Luckily, I have a day off tomorrow: no-one wants me to fix something,
so I can do this.
I'm amused by the 1s refresh rate! Not fast enough for me, despite my advanced age!
Dick-san
How so? What do you think you can do with assembly language that can't be done or would be so much harder in C/C++?
Just curious. If this was 1974 I might agree.
Unless you are saying you don't know C very well.
a7
Hi,
Set the destination, source & a count
LXI H,DEST
LXI D,SRC
MVI C,15
- a couple of lines for the loop.
I've been working with C for about 20 years, but never had to mess with inserting strings into other strings.
It was all about getting the hardware to do its thing.
Never too old to learn!
Assembler? That was 1976 & on
Regards,
Dick-san
Hi,
My LCD is 4x20, & if you just send it 80 characters, it will fill 0-19, 40-59, 20-39 & 60 to 79 (rows 0, 2, 1 & 3)..
My show_lcd() procedure handles that.
I just want to have a static display, where I can insert text & numbers from time to time, then refresh.
For the moment, it works OK, setting the cursor position every time, but I was curious to try another way.
I know! If it ain't broke, don't fix it!
Regards,
Dick-san
For scrolling... You need to send 20 starting at 0, then 20 starting at 1, then 20 starting at 2... 20 starting at 61. Then, either stop, or send 19 more blanks.
For static, send 20 starting at 0 to row 0. Then send 20 starting at 20, to row 1, then row 2 and row 3.
I remember the odd addressing of the 4 row LCD. and I get wanting to have an 80 character frame you just write to and hit refresh.
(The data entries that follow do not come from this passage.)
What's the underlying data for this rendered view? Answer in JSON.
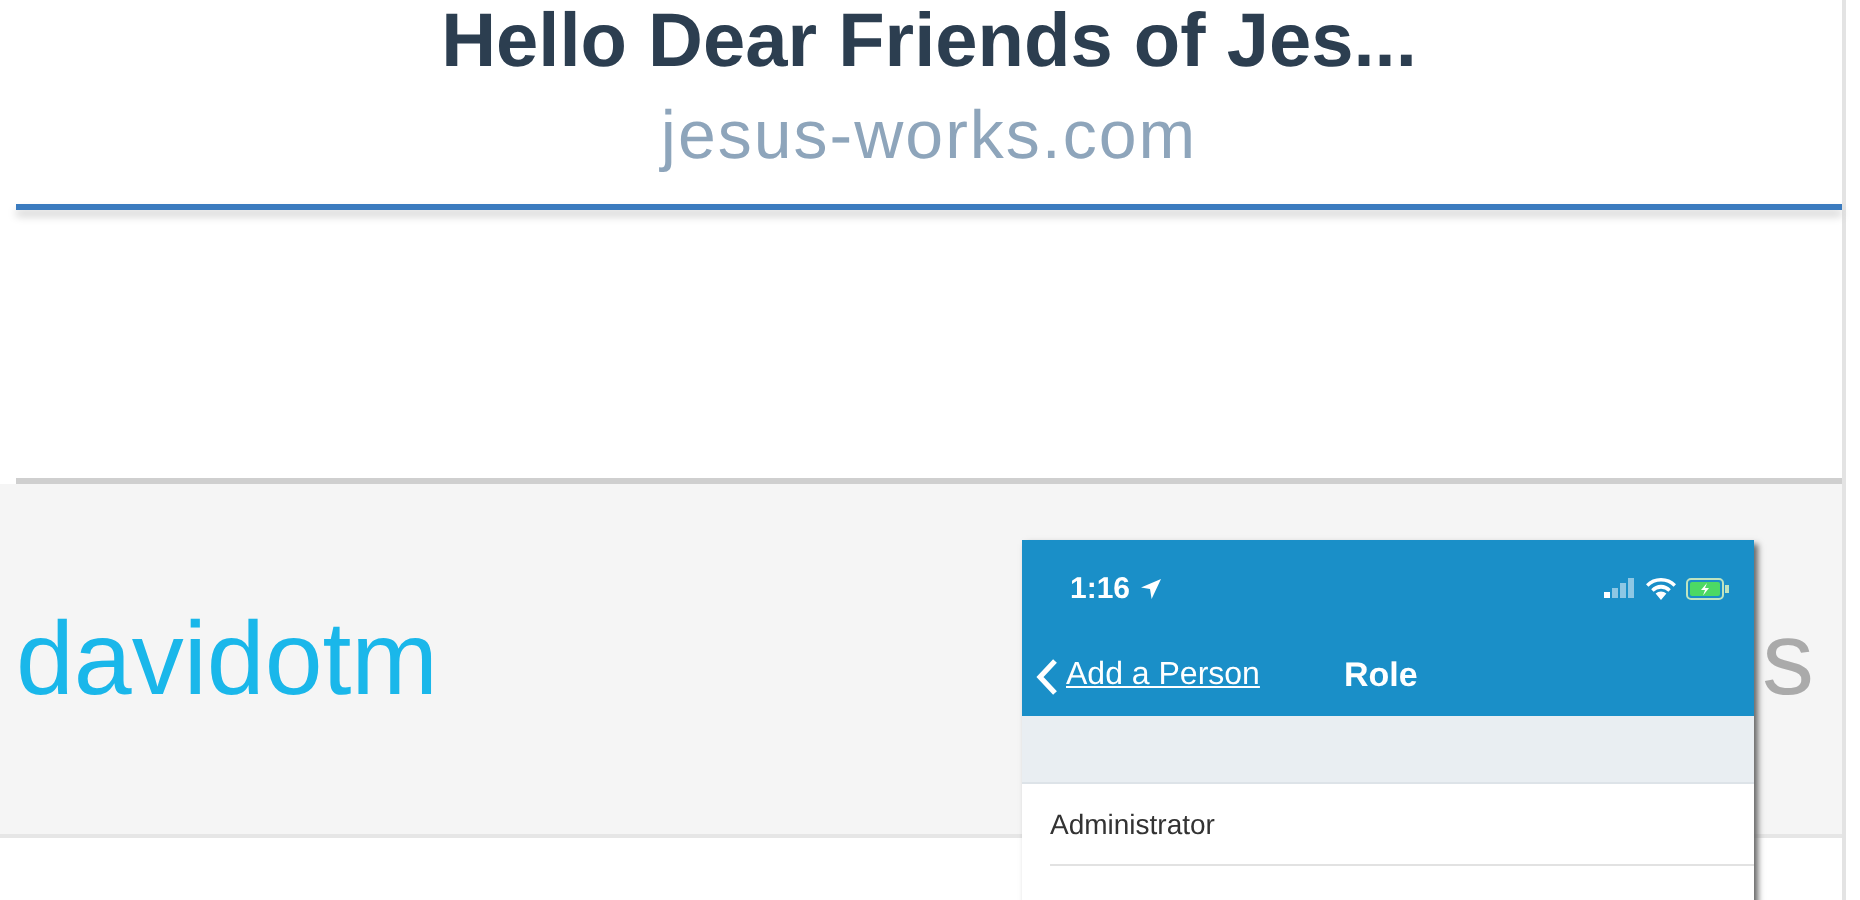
{
  "header": {
    "title": "Hello Dear Friends of Jes...",
    "domain": "jesus-works.com"
  },
  "profile_banner": {
    "handle": "davidotm",
    "trailing_text": "s"
  },
  "phone": {
    "status_bar": {
      "time": "1:16"
    },
    "nav_bar": {
      "back_label": "Add a Person",
      "title": "Role"
    },
    "list": [
      {
        "label": "Administrator"
      }
    ]
  }
}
Here it is just a waste of memory, and by refreshing 80 each time a waste of time. You may have plenty of both.
You mean these?
temp_local[19] = "241124 XYZ, screens"; // print message at the first row
memmove(lcd_text[0], temp_local[0], strlen(temp_local));
temp_local[17] = "check if Sim mode";
memmove(lcd_text[20], temp_local[0], strlen(temp_local));
OIC @david_2018 has aready pointed you at those.
a7
I don't really see the need for the double buffer (lcd_text and temp_local), just write your text directly to lcd_text.
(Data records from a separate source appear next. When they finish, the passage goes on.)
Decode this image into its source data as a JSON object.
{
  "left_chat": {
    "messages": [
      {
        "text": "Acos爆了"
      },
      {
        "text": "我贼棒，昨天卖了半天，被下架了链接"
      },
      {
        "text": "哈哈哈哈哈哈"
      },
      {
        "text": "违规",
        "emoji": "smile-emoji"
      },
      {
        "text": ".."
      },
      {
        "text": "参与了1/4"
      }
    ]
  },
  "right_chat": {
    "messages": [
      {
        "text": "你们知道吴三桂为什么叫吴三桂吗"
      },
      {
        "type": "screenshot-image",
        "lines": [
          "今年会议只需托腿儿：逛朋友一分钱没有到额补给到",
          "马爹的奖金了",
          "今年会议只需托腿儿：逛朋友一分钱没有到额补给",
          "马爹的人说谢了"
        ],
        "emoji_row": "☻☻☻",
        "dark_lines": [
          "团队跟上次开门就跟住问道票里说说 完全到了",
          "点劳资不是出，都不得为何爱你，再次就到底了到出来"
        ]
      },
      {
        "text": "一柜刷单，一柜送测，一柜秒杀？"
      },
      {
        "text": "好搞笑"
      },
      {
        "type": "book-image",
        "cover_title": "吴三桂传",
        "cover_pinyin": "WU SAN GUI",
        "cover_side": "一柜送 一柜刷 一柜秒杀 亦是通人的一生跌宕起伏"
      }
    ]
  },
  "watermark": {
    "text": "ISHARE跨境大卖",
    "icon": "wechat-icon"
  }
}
strlen(temp_local) is going to return a length of zero until you overwrite the default zero value in the first element of the array, so nothing will get copied.
This is likely to write past the end of the lcd_text array, although the way it is written the compiler just throws out a bunch of warnings.
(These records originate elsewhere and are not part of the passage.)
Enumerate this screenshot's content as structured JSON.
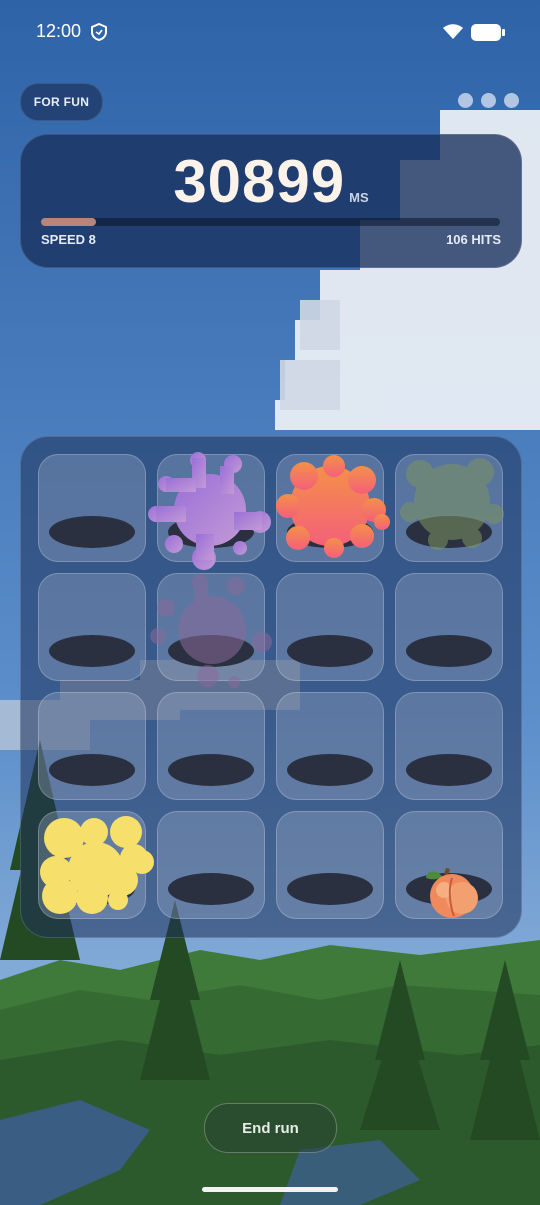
{
  "status_bar": {
    "time": "12:00"
  },
  "mode_chip": {
    "label": "FOR FUN"
  },
  "score": {
    "value": "30899",
    "unit": "MS",
    "progress_fraction": 0.12,
    "speed_label": "SPEED 8",
    "hits_label": "106 HITS"
  },
  "board": {
    "rows": 4,
    "cols": 4,
    "items": [
      {
        "cell": "r1c2",
        "kind": "purple-splat",
        "color": "#a67fd6"
      },
      {
        "cell": "r1c3",
        "kind": "coral-splat",
        "color": "#f4626e"
      },
      {
        "cell": "r1c4",
        "kind": "faded-green-splat",
        "color": "#7c9460"
      },
      {
        "cell": "r2c2",
        "kind": "faded-purple-splat",
        "color": "#8b6a9a"
      },
      {
        "cell": "r4c1",
        "kind": "yellow-splat",
        "color": "#f5dd66"
      },
      {
        "cell": "r4c4",
        "kind": "peach-icon",
        "color": "#f08a5c"
      }
    ]
  },
  "actions": {
    "end_run_label": "End run"
  },
  "colors": {
    "sky_top": "#2f66ad",
    "sky_bottom": "#8fb5dc",
    "forest": "#2e5a2e",
    "panel": "#18305c"
  }
}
As for the line wrap order for a 20 x 4 LCD display, there are libraries such as hd44780 that will handle the line wrap for you, so you can simply print an 80-character line of text and it will display in the correct order.
-
How fast is reasonable for you
?
-
To fill a 20X4 LCD takes 46.5ms (Arduino UNO) of sketch blocking time.
PULSE62D12;
lcd.setCursor(0, 0);
// 1111111111
// 01234567890123456789
lcd.print("ABCDEFGHIJKLMNOPQRST");
lcd.setCursor(0, 1);
// 1111111111
// 01234567890123456789
lcd.print("UVWXYZ0123456789****");
lcd.setCursor(0, 2);
// 1111111111
// 01234567890123456789
lcd.print("abcdefghijklmnopqrst");
lcd.setCursor(0, 3);
// 1111111111
// 01234567890123456789
lcd.print("uvwxyz0123456789****");
PULSE62D12;
I don't think that does what you think it does!
You can't assign string literals to C-style strings. This will do something weird like setting the 19th character in temp_local
to the low byte of the pointer to the string literal. Use strcpy() or memmove() to put the string into there as well.
Hi,
Thanks for your input.
I understand that my code is a mess (often the case, until it works!).
All I would like to do, based on an input (1 or 0), is put the words "Active" or "Inactive" starting at position 30 in the 80-char array (without the quotes). This will put the text half-way along the 2nd line of the display. My procedure show_led() handles the interlaced lines.
Once that works, I will understand the idea, & the rest should follow.